After attending the First Army Alvin C. York Academy, First Army observer coach/trainers are ready to assist Reserve Component units as they prepare for deployment. (Photo Credit: Warren Marlow) VIEW ORIGINAL

The heart of the First Army mission is the skilled Observer Coach/Trainer. The epicenter of their unique skillset is the Alvin C. York Academy.

Named for the World War I Medal of Honor hero who served under First Army, the academy focuses on certifying world-class OC/Ts prepared to partner with and train Reserve Component Soldiers for deployment.

“We wanted to embrace a tradition of training Soldiers, whether they were Active Duty, National Guard, or Reserve, and the name Alvin C. York fit,” said academy commandant, Command Sgt. Maj. Roberto Alvarez, about the re-naming of the academy in York’s honor.

To facilitate its rigorous training, the academy employs 16 instructors, who give 23 five-day classes each year. It is expected that every Soldier assigned to First Army will complete the academy, so the instructors have influence on everyone who wears First Army’s historic ‘A’ patch.

“At any given time, any First Army Soldier can perform OC/T duties and prepare a unit for deployment and combat,” Alvarez said.

The academy drills into the finer points of performing observer coach/trainer tasks through demonstrations, practical exercises, after action reviews, and a gathering of lessons learned.

While most students travel to the academy at Camp Shelby, Miss., there are times when mission or logistics require Mobile Training Teams to be dispatched to a unit’s home station. This is most often the case with First Army Reserve Component units and ensuring that they are trained to the same York Academy standard helps to build and sustain the Total Force.

“Mobile Training Teams developed from the need of our 85th Support Command Reserve units to get their OC/Ts to the academy,” said Sgt. Maj.

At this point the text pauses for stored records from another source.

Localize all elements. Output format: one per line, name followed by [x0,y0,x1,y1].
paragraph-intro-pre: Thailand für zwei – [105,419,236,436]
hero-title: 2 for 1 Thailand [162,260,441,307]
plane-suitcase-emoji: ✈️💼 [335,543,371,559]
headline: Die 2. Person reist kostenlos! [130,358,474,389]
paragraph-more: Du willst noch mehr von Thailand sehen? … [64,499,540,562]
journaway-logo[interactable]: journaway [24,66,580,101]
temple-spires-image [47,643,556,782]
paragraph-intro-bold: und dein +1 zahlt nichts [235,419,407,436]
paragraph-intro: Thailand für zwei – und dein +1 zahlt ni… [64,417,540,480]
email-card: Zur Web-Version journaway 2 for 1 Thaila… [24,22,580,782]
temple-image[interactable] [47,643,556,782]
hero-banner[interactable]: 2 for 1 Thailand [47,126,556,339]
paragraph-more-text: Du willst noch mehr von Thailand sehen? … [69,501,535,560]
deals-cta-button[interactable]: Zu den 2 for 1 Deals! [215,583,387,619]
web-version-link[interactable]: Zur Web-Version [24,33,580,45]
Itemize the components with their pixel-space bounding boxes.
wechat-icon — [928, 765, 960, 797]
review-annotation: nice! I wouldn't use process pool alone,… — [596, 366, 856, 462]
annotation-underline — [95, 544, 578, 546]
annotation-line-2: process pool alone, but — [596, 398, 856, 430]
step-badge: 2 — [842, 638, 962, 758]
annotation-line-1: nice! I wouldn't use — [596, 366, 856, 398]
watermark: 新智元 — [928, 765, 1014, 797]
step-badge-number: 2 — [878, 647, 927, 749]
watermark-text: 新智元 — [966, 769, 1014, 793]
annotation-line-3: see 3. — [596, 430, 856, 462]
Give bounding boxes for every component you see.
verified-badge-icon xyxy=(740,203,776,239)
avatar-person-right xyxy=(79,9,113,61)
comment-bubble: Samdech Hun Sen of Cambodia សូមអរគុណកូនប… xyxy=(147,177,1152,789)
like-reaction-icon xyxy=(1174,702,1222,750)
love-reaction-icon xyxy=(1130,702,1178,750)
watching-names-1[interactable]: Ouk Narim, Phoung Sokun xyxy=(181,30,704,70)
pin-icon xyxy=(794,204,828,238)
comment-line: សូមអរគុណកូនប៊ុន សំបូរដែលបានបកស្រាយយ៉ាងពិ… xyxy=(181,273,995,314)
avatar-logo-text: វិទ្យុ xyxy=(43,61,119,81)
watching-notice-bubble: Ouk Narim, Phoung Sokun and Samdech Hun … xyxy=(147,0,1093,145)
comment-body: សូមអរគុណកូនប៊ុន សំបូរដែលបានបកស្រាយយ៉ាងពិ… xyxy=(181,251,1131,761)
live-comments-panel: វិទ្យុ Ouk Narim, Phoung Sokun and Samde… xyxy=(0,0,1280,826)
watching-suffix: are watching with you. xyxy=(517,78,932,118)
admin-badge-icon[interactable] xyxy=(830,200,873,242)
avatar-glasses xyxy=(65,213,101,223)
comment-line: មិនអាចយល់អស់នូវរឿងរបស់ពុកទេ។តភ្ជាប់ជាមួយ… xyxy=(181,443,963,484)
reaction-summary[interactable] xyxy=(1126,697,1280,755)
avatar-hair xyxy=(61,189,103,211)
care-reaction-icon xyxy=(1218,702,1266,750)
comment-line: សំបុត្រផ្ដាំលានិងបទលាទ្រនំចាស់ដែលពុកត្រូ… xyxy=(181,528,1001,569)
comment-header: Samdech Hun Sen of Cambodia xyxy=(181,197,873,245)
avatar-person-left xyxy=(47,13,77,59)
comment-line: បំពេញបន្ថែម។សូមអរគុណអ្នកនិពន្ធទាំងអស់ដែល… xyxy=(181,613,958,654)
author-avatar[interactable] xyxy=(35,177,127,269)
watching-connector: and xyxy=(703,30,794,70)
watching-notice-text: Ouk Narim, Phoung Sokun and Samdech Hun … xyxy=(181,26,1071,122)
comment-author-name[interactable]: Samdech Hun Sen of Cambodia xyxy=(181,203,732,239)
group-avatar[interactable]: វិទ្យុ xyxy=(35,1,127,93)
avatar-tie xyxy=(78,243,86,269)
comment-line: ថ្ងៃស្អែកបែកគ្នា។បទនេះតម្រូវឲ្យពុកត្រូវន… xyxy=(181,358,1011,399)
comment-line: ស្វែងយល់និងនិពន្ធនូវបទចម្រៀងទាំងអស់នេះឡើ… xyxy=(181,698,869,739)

Brad Tener, First Army G3 training sergeant major. “The MTTs travel to a location where the students can come in for five days, attend the academy, and not disrupt their lives as much as traveling to Camp Shelby would.”

Another way the academy has adapted is in handling the challenges of the COVID-19 pandemic through remote learning.

“It was a little harder because virtual training is not the preferred method but we got the mission accomplished,” Alvarez said. “All this happens because of the professional NCOs I have in the academy.”

First Army often says that its OC/Ts are the organization’s key pacing item and the tip of the spear in partnership with the Army Reserve and Army National Guard. The unit puts a premium on OC/T leaders who are operationally experienced and prepared to use real-world, combat proficiency to train, support and mentor their Reserve Component peers.

“When they come to us, we don’t expect them to be subject matter experts but we give them the tools at how to be successful. Success is them having the partnered units ready to go fight,” Alvarez said. “We want to create professional OC/Ts that are subject matter experts in doctrine and who pass that knowledge onto others.”

“A good OC/T is doctrinally proficient in their MOS tasks and duties,” Tener added. “They have a professional demeanor in everything they do and in how they work with others.”

One of the academy’s main functions is to keep OC/T’s skills sharp, relevant, and modern.

“We want to retain the ability to evaluate and offer AARs to training audiences in a professional manner that is standardized across our formations,” Tener said. “We’ve all done AARs but we don’t want to get rusty or learn bad habits so the academy lays it out in a doctrinally-correct manner.”

The entire mission of the York Academy perfectly reflects First Army’s lineage.

First Army was activated in France under the command of Gen. John J. Pershing when America’s Army was just 98,000 strong. Pershing needed nearly 2 million soldiers for the fight ahead, and he ordered each new soldier be painstakingly trained by professional, combat-hardened peers. With these well-trained, First Army smashed the Hindenburg line and led the Allies to victory.

Pershing was prescient in 1917, and his words remain true for the First Army OC/T today. “We no longer differentiate in an ultimate sense between Army, National Guard and Reserve Forces,” he said. “Our purpose is to think only of the American citizen and prepare him for duties in war.”